何かの用事で平野甲賀さん宅に立ち寄ったとき、甲賀さんが制作中の作品に引用した書籍の一節を見せてくれた。読んだことのない本だったけど、その一節は第二次大戦の終戦か開戦か、その頃の体験談らしかった。重苦しい情勢や心境が嫌でも伝わってくる。でもその文章から漂ってくる気迫からは、戦争の結果がどうなろうとも全てを受け入れる覚悟を持っていることが感じられた。その清さ、その境地よ。驚いたのは、その一節が「その船にのって」のロゴの横に添えられていたことだった。やっぱりこの船はそういう船だったのか。思わず大爆笑してしまったのだった。

そして今日、何かの話の流れから、とある小説家のデビュー作の話になった。
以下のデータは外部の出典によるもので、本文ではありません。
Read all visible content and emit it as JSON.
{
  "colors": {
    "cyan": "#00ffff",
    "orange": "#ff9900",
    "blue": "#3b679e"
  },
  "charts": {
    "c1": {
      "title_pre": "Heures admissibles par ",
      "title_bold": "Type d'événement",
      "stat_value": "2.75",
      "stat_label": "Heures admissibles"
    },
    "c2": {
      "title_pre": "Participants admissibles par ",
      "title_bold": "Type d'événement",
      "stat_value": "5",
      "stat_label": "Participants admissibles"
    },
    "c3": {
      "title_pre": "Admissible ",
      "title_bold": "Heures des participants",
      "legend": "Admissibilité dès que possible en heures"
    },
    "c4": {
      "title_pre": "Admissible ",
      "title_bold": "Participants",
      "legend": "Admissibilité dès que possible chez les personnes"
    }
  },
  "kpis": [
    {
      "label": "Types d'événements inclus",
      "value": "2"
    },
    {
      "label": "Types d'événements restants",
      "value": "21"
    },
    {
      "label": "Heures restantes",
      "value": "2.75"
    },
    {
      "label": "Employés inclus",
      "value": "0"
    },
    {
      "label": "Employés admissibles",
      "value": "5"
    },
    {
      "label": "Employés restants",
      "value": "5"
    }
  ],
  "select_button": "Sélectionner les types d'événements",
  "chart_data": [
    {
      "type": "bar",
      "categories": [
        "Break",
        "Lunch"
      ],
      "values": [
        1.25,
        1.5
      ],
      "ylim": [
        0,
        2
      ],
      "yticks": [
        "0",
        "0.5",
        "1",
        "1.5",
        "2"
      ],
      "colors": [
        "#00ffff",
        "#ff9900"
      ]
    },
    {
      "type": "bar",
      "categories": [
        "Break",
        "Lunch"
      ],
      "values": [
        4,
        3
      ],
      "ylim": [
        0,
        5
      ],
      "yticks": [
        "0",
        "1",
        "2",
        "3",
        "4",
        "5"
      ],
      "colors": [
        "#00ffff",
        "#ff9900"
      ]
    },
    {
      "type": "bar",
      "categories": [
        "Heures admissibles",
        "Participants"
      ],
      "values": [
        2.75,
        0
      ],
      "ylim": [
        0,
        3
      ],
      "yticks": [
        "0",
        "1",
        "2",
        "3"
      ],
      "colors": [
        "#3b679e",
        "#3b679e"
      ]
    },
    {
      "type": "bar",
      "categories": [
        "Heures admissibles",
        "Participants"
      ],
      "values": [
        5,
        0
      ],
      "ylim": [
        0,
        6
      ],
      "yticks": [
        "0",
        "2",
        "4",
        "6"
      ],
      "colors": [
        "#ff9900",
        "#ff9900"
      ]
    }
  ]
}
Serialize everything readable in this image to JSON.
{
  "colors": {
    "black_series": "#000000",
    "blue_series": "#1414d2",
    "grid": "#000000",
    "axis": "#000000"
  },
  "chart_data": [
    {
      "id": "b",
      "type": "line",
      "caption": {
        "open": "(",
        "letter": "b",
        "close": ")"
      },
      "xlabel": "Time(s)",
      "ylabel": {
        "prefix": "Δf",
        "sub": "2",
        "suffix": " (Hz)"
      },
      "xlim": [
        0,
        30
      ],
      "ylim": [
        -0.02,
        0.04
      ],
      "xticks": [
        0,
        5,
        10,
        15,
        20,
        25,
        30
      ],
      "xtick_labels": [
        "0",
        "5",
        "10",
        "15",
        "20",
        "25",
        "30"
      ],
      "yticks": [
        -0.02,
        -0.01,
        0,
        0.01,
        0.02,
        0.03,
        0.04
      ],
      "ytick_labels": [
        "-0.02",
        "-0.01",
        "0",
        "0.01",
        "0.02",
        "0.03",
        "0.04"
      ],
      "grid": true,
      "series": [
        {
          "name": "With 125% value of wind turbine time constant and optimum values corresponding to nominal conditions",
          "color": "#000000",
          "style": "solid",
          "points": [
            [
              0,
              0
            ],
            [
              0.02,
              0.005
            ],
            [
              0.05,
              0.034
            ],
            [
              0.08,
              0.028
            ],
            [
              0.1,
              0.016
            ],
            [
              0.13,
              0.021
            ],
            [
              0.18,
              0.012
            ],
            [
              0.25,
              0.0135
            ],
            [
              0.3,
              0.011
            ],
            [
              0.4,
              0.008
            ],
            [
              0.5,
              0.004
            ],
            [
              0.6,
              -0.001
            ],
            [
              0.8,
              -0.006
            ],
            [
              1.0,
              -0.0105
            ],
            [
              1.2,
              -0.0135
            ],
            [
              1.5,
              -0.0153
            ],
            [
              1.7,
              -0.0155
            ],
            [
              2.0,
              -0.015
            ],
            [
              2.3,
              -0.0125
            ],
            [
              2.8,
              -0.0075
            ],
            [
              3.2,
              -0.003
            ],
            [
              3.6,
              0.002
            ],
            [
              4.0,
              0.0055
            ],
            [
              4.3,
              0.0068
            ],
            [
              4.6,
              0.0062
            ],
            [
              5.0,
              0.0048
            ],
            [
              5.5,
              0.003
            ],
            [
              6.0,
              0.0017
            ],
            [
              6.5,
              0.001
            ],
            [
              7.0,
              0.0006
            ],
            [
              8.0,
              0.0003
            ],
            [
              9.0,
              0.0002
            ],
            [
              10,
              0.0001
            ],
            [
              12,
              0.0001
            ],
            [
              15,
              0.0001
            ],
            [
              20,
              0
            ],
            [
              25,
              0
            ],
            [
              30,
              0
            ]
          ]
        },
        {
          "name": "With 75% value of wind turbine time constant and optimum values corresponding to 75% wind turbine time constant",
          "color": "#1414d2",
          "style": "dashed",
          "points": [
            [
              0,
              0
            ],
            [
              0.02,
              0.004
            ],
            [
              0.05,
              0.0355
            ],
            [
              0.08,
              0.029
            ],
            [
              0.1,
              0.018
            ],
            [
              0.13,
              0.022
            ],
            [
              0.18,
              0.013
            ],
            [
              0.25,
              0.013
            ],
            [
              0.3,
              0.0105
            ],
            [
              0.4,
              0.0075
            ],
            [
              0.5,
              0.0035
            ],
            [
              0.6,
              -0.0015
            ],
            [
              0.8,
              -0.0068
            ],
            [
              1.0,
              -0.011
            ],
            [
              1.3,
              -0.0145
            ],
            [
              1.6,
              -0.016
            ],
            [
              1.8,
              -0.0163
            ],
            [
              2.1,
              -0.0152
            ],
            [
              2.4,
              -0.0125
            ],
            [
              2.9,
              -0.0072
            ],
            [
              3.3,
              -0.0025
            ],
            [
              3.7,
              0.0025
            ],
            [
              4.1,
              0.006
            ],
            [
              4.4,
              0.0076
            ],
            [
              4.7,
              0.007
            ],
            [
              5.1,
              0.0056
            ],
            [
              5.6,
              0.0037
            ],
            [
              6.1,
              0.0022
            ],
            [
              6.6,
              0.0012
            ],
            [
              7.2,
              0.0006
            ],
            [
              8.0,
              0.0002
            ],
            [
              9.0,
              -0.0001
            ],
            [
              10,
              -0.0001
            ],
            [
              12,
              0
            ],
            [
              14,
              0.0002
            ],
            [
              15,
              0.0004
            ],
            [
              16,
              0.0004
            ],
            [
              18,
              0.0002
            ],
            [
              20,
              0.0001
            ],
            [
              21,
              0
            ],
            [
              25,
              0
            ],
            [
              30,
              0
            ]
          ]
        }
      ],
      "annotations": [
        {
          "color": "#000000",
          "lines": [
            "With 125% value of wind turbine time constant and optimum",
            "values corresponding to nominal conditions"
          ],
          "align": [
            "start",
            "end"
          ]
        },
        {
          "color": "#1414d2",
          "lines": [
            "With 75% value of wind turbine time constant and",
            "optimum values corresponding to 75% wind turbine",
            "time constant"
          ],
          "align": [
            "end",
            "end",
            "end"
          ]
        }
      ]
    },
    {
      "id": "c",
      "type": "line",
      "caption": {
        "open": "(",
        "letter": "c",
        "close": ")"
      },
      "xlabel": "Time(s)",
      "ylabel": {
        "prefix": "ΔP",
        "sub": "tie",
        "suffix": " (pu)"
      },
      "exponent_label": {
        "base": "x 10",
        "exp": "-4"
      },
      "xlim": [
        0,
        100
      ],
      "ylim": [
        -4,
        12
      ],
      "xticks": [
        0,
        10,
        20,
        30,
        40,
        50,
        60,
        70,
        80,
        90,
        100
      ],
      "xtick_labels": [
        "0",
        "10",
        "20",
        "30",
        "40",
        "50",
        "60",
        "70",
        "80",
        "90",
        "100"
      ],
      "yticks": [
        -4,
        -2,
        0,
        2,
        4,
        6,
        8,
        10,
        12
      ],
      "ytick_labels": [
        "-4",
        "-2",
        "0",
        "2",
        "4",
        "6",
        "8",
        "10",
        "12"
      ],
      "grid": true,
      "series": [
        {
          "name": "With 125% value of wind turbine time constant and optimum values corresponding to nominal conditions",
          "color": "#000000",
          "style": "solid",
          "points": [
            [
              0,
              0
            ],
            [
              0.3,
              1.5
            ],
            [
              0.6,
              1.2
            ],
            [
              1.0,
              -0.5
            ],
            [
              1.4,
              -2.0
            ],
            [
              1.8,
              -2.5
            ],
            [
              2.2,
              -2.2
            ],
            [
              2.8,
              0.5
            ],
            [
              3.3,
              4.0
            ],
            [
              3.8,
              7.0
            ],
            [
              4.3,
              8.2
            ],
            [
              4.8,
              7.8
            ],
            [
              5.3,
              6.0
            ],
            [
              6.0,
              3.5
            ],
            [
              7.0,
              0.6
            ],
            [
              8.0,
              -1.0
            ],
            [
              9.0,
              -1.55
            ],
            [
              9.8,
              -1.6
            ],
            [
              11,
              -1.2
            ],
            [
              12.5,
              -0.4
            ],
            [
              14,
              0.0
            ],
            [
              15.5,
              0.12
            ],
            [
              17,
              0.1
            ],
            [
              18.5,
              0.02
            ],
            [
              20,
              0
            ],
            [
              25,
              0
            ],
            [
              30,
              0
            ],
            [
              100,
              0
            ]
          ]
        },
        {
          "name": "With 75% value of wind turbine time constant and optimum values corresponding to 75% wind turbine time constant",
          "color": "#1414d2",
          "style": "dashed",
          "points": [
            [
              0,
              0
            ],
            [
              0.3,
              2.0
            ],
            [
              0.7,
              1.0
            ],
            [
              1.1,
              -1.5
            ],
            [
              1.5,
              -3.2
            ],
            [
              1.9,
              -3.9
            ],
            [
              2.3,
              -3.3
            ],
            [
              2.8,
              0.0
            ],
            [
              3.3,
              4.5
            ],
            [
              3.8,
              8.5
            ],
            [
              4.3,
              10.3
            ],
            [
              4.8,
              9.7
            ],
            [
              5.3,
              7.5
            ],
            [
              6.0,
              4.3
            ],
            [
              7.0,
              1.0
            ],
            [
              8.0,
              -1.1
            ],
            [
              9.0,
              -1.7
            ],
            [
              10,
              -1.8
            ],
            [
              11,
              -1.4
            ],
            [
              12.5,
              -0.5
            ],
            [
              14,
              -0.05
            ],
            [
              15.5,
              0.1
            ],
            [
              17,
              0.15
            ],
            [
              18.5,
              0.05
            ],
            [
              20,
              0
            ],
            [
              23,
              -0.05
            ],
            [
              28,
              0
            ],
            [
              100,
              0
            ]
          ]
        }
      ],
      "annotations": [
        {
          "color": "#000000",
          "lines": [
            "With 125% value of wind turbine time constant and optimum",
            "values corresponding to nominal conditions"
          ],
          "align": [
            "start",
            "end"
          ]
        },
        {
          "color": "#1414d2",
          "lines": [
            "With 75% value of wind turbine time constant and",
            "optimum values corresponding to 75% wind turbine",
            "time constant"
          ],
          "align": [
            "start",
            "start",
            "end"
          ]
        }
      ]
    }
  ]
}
その作品のすばらしさは、これまでの時代の価値観をパチっとスイッチを入れるようにして視点を変えてしまって、しかもそれに対して嫌な感じをまったく受けなかったことだ、とは、甲賀さんの奥様である公子さんの談。理論ではなく、物語でそれをやってしまったのがすごいとも言っていた。

そう、理論や理屈ではないのだ。この“船”も、言葉にすることのできない、何だかワケのわからないこの状況をどうにかして伝えたいのだ。いや「伝えたい」というのとも違う。理論や理屈や言葉でもないことを探している。

わからないことはおもしろい。わからないことだからといって、それがネガティブだということにはならないし。生きている以上、目にすることが現実以外の何モノでもないのだとしたら、あり得ないことが目の前で起きている方がよっぽど貴重だとすら思う。ファンタジーをもっともっと目撃したいとすら思う。

前回の投稿じゃないけど、その船にのってを通じて思うのは、何の役に立つかわからないけど、言葉にならない何かを、何らかの形として表現していきたいということ。そんなことを思い続けている昨今です。はい。




小坂逸雄
東京出身、小豆島在住。
2020年4月現在、高松にて養蜂の修行中。